The absence of evidence is evidence. I get tangled in this statement.
Most often in life we look to “things” for direction—data, statistics, trusted perspectives, our own experiences—when I wonder if the quiet, the absence of direction, is where we’d find more meaningful answers.
Let’s look at the digital world and our obsessive use of data in an attempt to understand human behavior.
We use analytics data for directional cues to design more intuitive user paths through a web experience. We establish event tracking and conversion goals to understand how users interact with our content. We look at social metrics to determine what information people find useful, who influences them, and what (we think) tips them over the edge into a buying decision.

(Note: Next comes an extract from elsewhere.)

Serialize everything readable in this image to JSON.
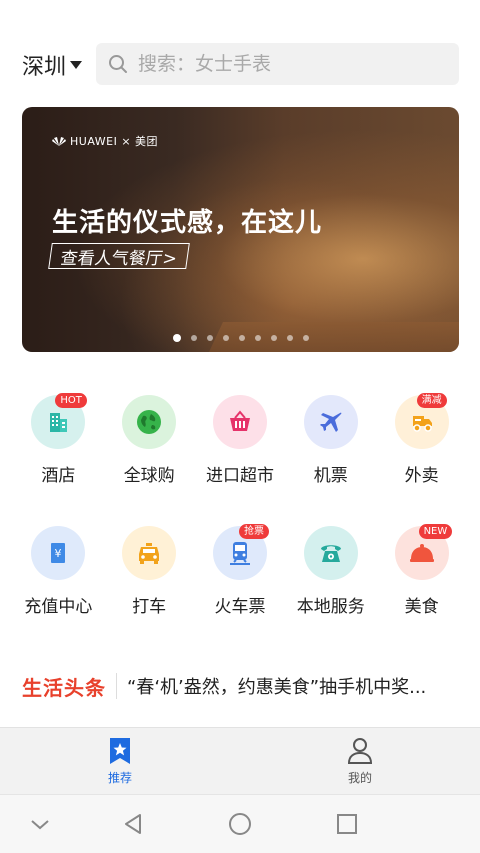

When we direct all our effort toward identifying patterns in data that only explain what people did, I wonder how many opportunities we miss. How much we leave on the table because we often don’t think outside the constraints of our own biases and assumptions.
There’s so much we can learn about user behavior by looking at voids in data— “invisible data.” Gleaning value from invisible data requires a slight yet pivotal lens adjustment. It’s less about what people did, and more about what they didn’t do. Where they didn’t click, what they didn’t search for, what they didn’t read, what they didn’t share. Then it’s asking “why?” with a willingness to hunt down a deep enough understanding of our users to craft a hypothesis, and then test it.
Because making sense of data isn’t the tricky part. Understanding the people who generate it is. They are fickle, easily frustrated, attention-deficit beings whose behaviors, habits and experiences cannot be tracked in a spreadsheet. And when we only use existing data to better understand them, we should recognize that it’s only a fraction of the story.